Maliyet 20 kat düşecek
Dairesel hızlandırıcı (cyclotron) çalışmalarının detaylarını Milliyet’e anlatan Doç.Dr. Hayreter ve Doç.Dr. Işıldak, şu bilgileri verdi: “Parçacık hızlandırıcıları, son 50 yıldır çeşitli alanlarda kullanılıyor ama en yoğun kullanıldığı alan sağlık. Karbon yaşı tespiti, nükleer araştırmalar, parçacık fiziğinde kullanılan dedektörlerin testi, uzay teknolojisi gibi birçok alanda gereksinim duyulan bu cihazlar, 20 milyon dolara yurtdışından getirtiliyor. Oldukça etkili ama bir o kadar da pahalı bir kanser tedavisi olan (yaklaşık hasta başına 50 bin dolar) hadron terapisinde hadron kaynağı olarak parçacık hızlandırıcılarına ihtiyaç duyuluyor. Bunun yanı sıra PET (Pozitron Emisyon Tomografisi) taramalarında kullanılan radyoizotoplar yurtdışından getirtilen hızlandırıcılar sayesinde sentezlenebiliyor. İsviçre CERN’deki parçacık fiziği araştırmaları bize ilham verdi ve kolları sıvamaya karar verdik.
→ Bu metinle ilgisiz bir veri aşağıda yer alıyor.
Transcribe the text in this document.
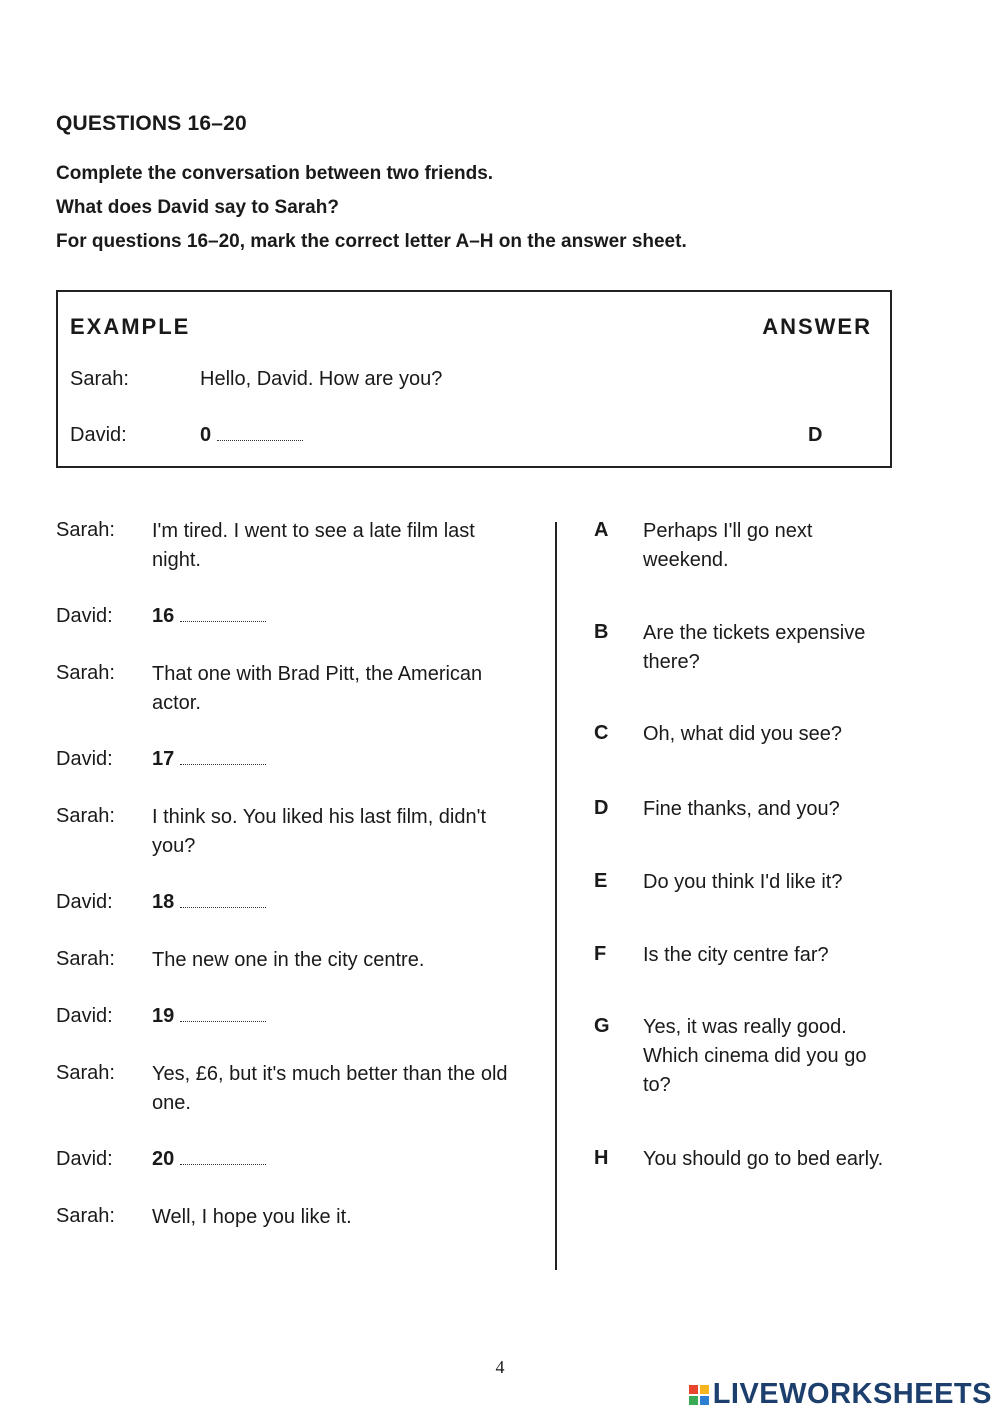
QUESTIONS 16–20
Complete the conversation between two friends.
What does David say to Sarah?
For questions 16–20, mark the correct letter A–H on the answer sheet.
EXAMPLE	ANSWER
Sarah:	Hello, David. How are you?
David:	0	D
Sarah: I'm tired. I went to see a late film last night.
David: 16
Sarah: That one with Brad Pitt, the American actor.
David: 17
Sarah: I think so. You liked his last film, didn't you?
David: 18
Sarah: The new one in the city centre.
David: 19
Sarah: Yes, £6, but it's much better than the old one.
David: 20
Sarah: Well, I hope you like it.
A Perhaps I'll go next weekend.
B Are the tickets expensive there?
C Oh, what did you see?
D Fine thanks, and you?
E Do you think I'd like it?
F Is the city centre far?
G Yes, it was really good. Which cinema did you go to?
H You should go to bed early.
4
LIVEWORKSHEETS
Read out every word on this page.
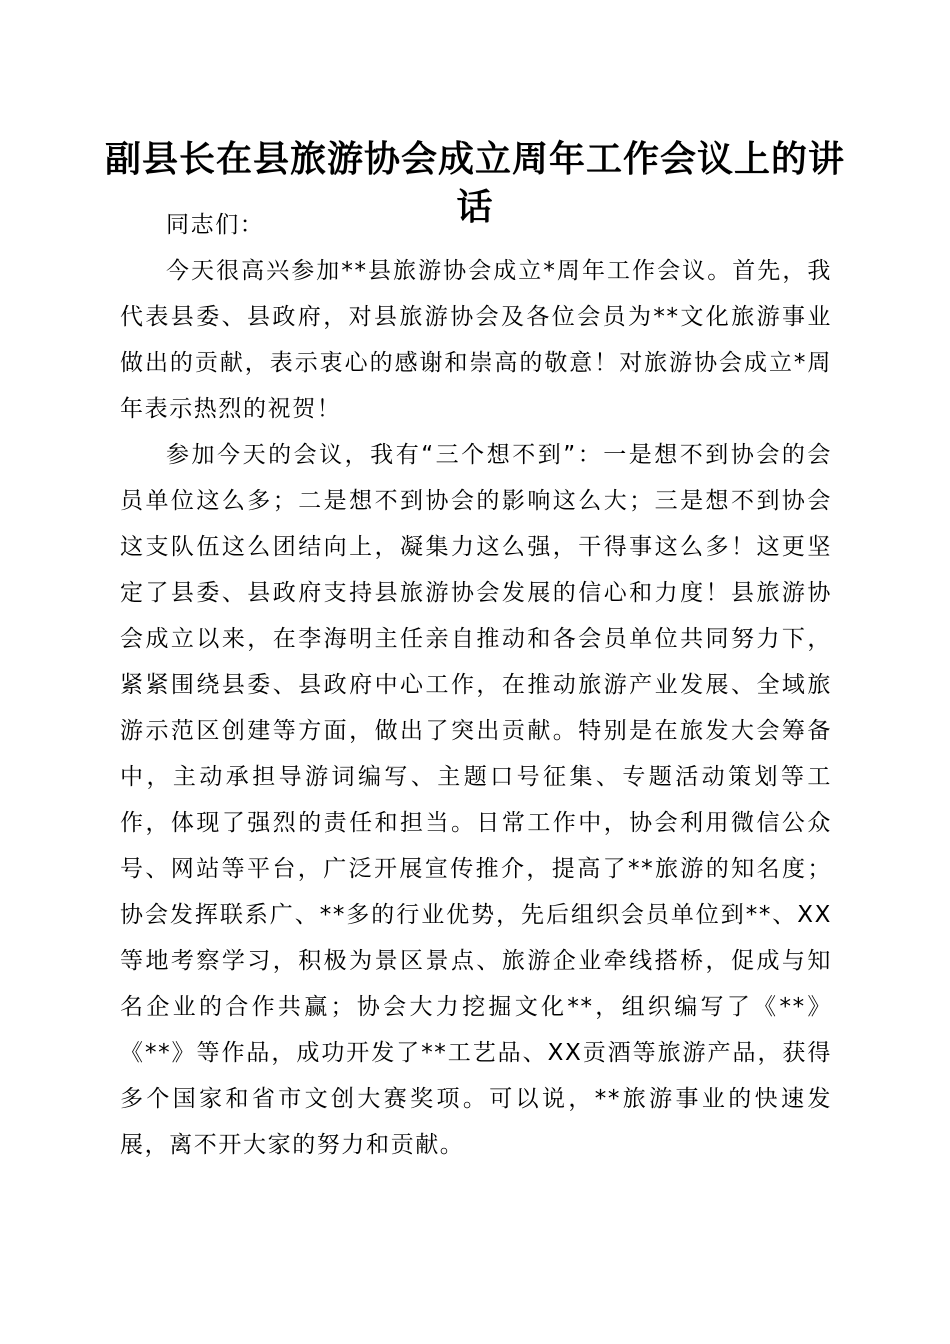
副县长在县旅游协会成立周年工作会议上的讲话

同志们：

今天很高兴参加**县旅游协会成立*周年工作会议。首先，我代表县委、县政府，对县旅游协会及各位会员为**文化旅游事业做出的贡献，表示衷心的感谢和崇高的敬意！对旅游协会成立*周年表示热烈的祝贺！

参加今天的会议，我有“三个想不到”：一是想不到协会的会员单位这么多；二是想不到协会的影响这么大；三是想不到协会这支队伍这么团结向上，凝集力这么强，干得事这么多！这更坚定了县委、县政府支持县旅游协会发展的信心和力度！县旅游协会成立以来，在李海明主任亲自推动和各会员单位共同努力下，紧紧围绕县委、县政府中心工作，在推动旅游产业发展、全域旅游示范区创建等方面，做出了突出贡献。特别是在旅发大会筹备中，主动承担导游词编写、主题口号征集、专题活动策划等工作，体现了强烈的责任和担当。日常工作中，协会利用微信公众号、网站等平台，广泛开展宣传推介，提高了**旅游的知名度；协会发挥联系广、**多的行业优势，先后组织会员单位到**、XX等地考察学习，积极为景区景点、旅游企业牵线搭桥，促成与知名企业的合作共赢；协会大力挖掘文化**，组织编写了《**》《**》等作品，成功开发了**工艺品、XX贡酒等旅游产品，获得多个国家和省市文创大赛奖项。可以说，**旅游事业的快速发展，离不开大家的努力和贡献。
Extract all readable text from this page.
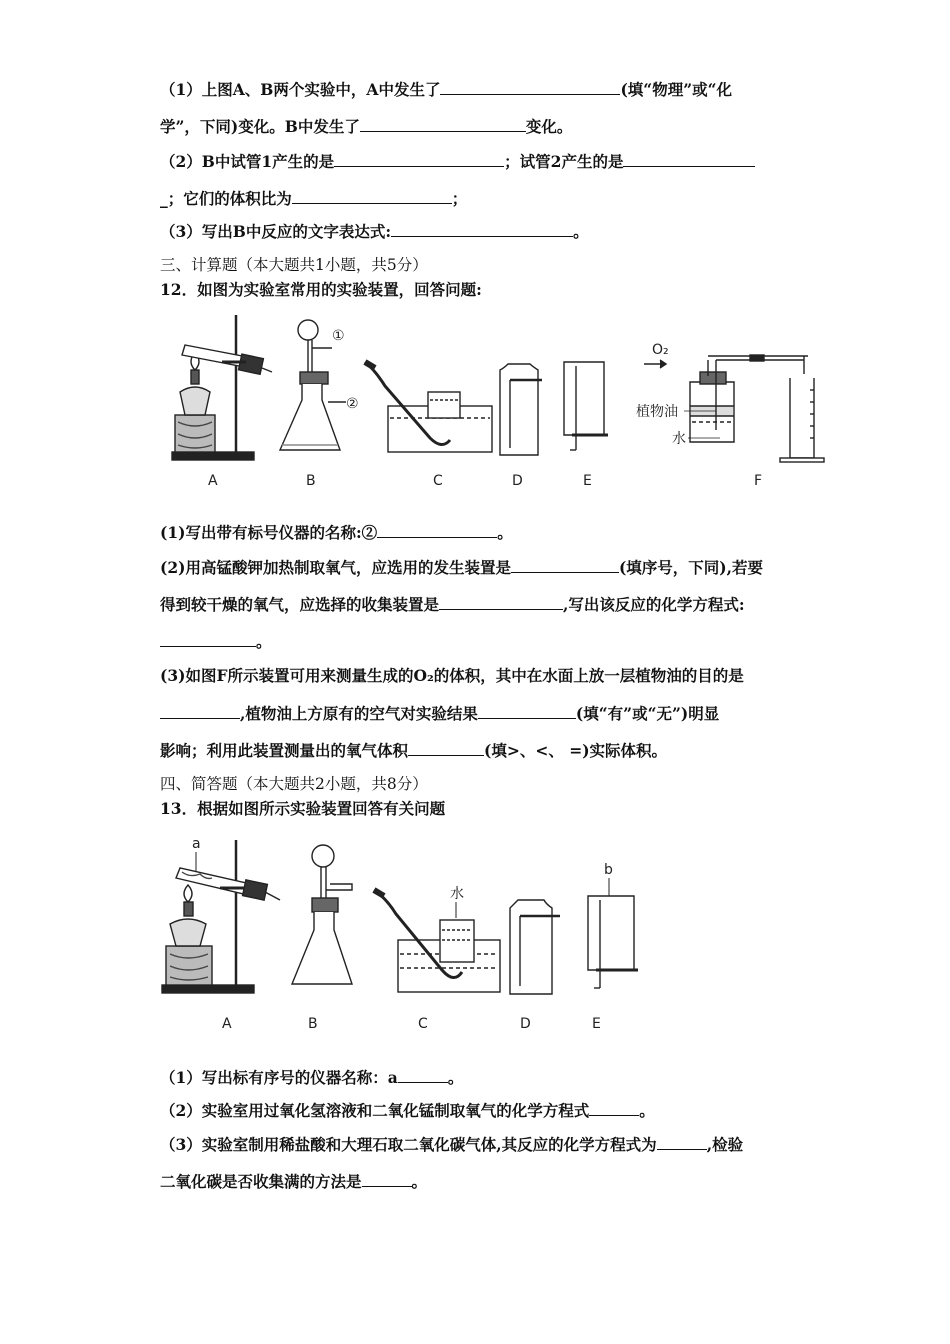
（1）上图A、B两个实验中，A中发生了	(填“物理”或“化
学”，下同)变化。B中发生了	变化。
（2）B中试管1产生的是	；试管2产生的是
_；它们的体积比为	；
（3）写出B中反应的文字表达式:	。
三、计算题（本大题共1小题，共5分）
12．如图为实验室常用的实验装置，回答问题:
A
①
②
B	C	D	E
O₂
植物油
水
F
(1)写出带有标号仪器的名称:②	。
(2)用高锰酸钾加热制取氧气，应选用的发生装置是	(填序号，下同),若要
得到较干燥的氧气，应选择的收集装置是	,写出该反应的化学方程式:
。
(3)如图F所示装置可用来测量生成的O₂的体积，其中在水面上放一层植物油的目的是
,植物油上方原有的空气对实验结果	(填“有”或“无”)明显
影响；利用此装置测量出的氧气体积	(填>、<、 =)实际体积。
四、简答题（本大题共2小题，共8分）
13．根据如图所示实验装置回答有关问题
a
A	B
水
C	D
b
E
（1）写出标有序号的仪器名称：a	。
（2）实验室用过氧化氢溶液和二氧化锰制取氧气的化学方程式	。
（3）实验室制用稀盐酸和大理石取二氧化碳气体,其反应的化学方程式为	,检验
二氧化碳是否收集满的方法是	。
Eğer Türkiye kendi parçacık hızlandırıcılarını üretirse, kanser tanı ve tedavi maliyetleri yerli üretim sayesinde 20 kat düşecek.”
“Bu hızlandırıcıların maliyetleri enerjilerine ve üretim kapasitelerine bağlı olarak 10 ile 20 milyon dolar arasında değişiyor. Bu hızlandırıcılar Türkiye’de üretildikleri takdirde maliyetlerinde en az 20 kat tasarruf sağlanabilir. Bu da kanser teşhis veya tedavilerinin çok daha düşük maliyete yapılabilmesini sağlar. Cihazın tasarımı ve üretimi tamamen bize ait. Prototip aşamasındaki cihazın testleri tamamlandığında 6 ay sonra Türkiye Atom Enerjisi Kurumu’ndan lisans başvurusu yapacağız. Cihazın her safhasında el emeğimiz var. Günlerce 60 kilogramlık bakır telleri bile, ellerimizle sardık. Türkiye, her alanda atılım içinde. Sağlık alanında parçacık hızlandırıcılara ihtiyacımız var. Çalışmalarımız için TÜBİTAK ve KOSGEB’den maddi destek aldık ancak yeterli değil.”
20 milyon dolara ithal ediliyor
Doç.Dr. Hayreter ve Doç.Dr. Işıldak şöyle devam etti: “PET (Pozitron Emisyon Tomografisi) taramalarında kullanılan radyoizotoplar, kimyasal süreçlerle sentezlenmiyor. Söz konusu radyoizotoplar için parçacık hızlandırıcıya ihtiyaç var. Hızlandırıcı sayesinde atomun çekirdeği değiştirilip sentezleniyor. Radyoaktif ürün ile sentezlenmiş ilaç sayesinde, kanseri yemliyor ve tümörlü hücrenin vücudun neresinde olduğunu tam olarak tespit ediyorsunuz. Radyoaktif madde üretildikten 110 dakika içinde kullanılması gerekiyor. Aksi halde ilaç bozulmaya başlıyor. Yani dakikaların önemli olduğu bir ilaçtan söz ediyoruz. Türkiye’de sadece 4-5 radyofarmasötik üretim merkezi var ve bu merkezdeki cihazlar 20 milyon dolara yurtdışından ithal ediliyor.”